The Weather Service’s Bryan McAvoy said the region is trapped in a conveyor belt of moisture. More flooding rainfall is possible Tuesday and Wednesday, and possibly into the Independence Day holiday.

He said a lull in the rainfall is likely Monday morning and afternoon, but showers and storms are expected to redevelop by late afternoon. Some of the storms could carry precipitation heavy enough for flooding.

McAvoy said computer models indicate the heaviest rain Tuesday will fall east of Charlotte, putting the Anson-Stanly-Richmond-Montgomery area again in the bulls eye.

However, McAvoy added, “While I hope we miss most of the heavy rain on Tuesday and Tuesday night, this is by no means a sure bet. Even in this best case, we would still see numerous showers and thunderstorms with a localized flash flooding threat.”

McAvoy said things could get worse Wednesday, when computers predict the heaviest precipitation will shift back to the west, covering the Charlotte area.

“Unfortunately, this puts most of the forecast area in the business end of this system,” he said. “Several inches of rain is possible in parts of the forecast area.”

Meteorologists say soggy conditions from recent rainfall puts the Charlotte area in a higher risk of flooding.

“It wouldn’t take much for water to go back out of banks again and cause more flooding in the area,” said Leonard Vaughan, a National Weather Service meteorologist based in Columbia. “It could cause some problems. Once (the storms are) there, it’s going to rain pretty hard.”

Sunday evening’s flooding hit hard in Anson and Stanly counties, east of Charlotte.

Stanly County emergency management officials reported that Nelson Mountain Road, east of the Plyler community, was washed out for the second time in recent weeks. Water lines also were damaged in the area.

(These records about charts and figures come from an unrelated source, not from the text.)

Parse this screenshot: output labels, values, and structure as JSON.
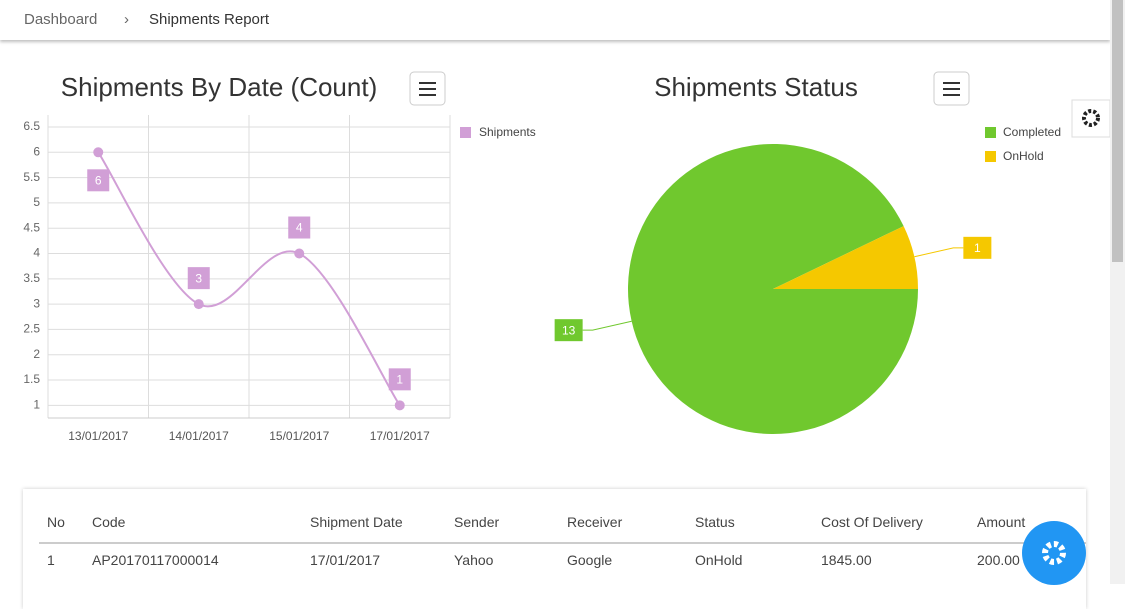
{
  "breadcrumb": [
    "Dashboard",
    "Shipments Report"
  ],
  "chart_data": [
    {
      "type": "line",
      "title": "Shipments By Date (Count)",
      "categories": [
        "13/01/2017",
        "14/01/2017",
        "15/01/2017",
        "17/01/2017"
      ],
      "series": [
        {
          "name": "Shipments",
          "color": "#d19fd6",
          "values": [
            6,
            3,
            4,
            1
          ]
        }
      ],
      "ylim": [
        0.75,
        6.5
      ],
      "yticks": [
        1,
        1.5,
        2,
        2.5,
        3,
        3.5,
        4,
        4.5,
        5,
        5.5,
        6,
        6.5
      ],
      "grid": true
    },
    {
      "type": "pie",
      "title": "Shipments Status",
      "categories": [
        "Completed",
        "OnHold"
      ],
      "values": [
        13,
        1
      ],
      "colors": [
        "#70c82e",
        "#f5c800"
      ]
    }
  ],
  "table": {
    "headers": [
      "No",
      "Code",
      "Shipment Date",
      "Sender",
      "Receiver",
      "Status",
      "Cost Of Delivery",
      "Amount"
    ],
    "rows": [
      [
        "1",
        "AP20170117000014",
        "17/01/2017",
        "Yahoo",
        "Google",
        "OnHold",
        "1845.00",
        "200.00"
      ]
    ]
  }
}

In Anson County, there were several reports of roads closed because of high water. That included Grassy Island Road, about 6 miles east of Ansonville.

Flash floods across the region caused residents significant problems on Friday. In Lincoln County, about 25 families in the Trinity Farms neighborhood were stranded when a bridge – the only road leading to the community – was washed away during heavy rains.

“The water just washed out the whole road and tore it away,” said Martha Lide, interim county manager. It created a hole about 20 feet long and 16 feet wide, or “big enough to fit a school bus in there,” said Lide.

On Sunday, the families were finally able to leave their community when the N.C. Forestry Service completed a temporary bridge for them.

At Broadus Baptist in Concord, the church’s gym and Sunday school classrooms flooded during Friday’s downpour.

The heavy rain carried nearby mulch, which clogged the drainage system and led to indoor flooding of nearly an inch, said Bob Greene, the church’s maintenance supervisor.

Greene and two other people used wet/dry vaccum cleaners to treat the flooded rooms, working from 10 p.m. Friday through 3 a.m. Saturday. “I pray that it doesn’t happen again,” he said. “Thankfully there wasn’t any real damage.”

Fred Bickford said several roads in his neighborhood, Lake Shore Estates in Concord, also flooded on Friday evening.

“The water was so high in the spillway that it looked like rapids,” he said. “The rain was torrential. It was incredible.”

The N.C. Department of Transportation says flooding damaged Bud Henderson Road, and damage also was reported on Gilead Road between McCoy and Bud Henderson roads, and on McCoy Road at Gilead Road.

On the Community Collaborative Rain, Hail & Snow Network, of which the National Weather Service is a partner, residents reported readings of 4 and 5 inches of rain on Friday night, said Vaughan.

During that same period, the National Weather Service reported just 0.27 inches of rain at Charlotte Douglas International Airport.

In the service’s 135-year tracking history, Vaughan said, the month of June was the 15th wettest in the Charlotte region.

The weather is also dramatically different from the same time last year, he said. For instance, on June 29, 2012, the high temperature was 104. And for the entire month of June last year, only 1.02 inches of rain was reported.

This year, by comparison, the high temperature for June 29 was 86. And as of 4:30 p.m. Sunday, the rain level for the entire month was 6.88 inches.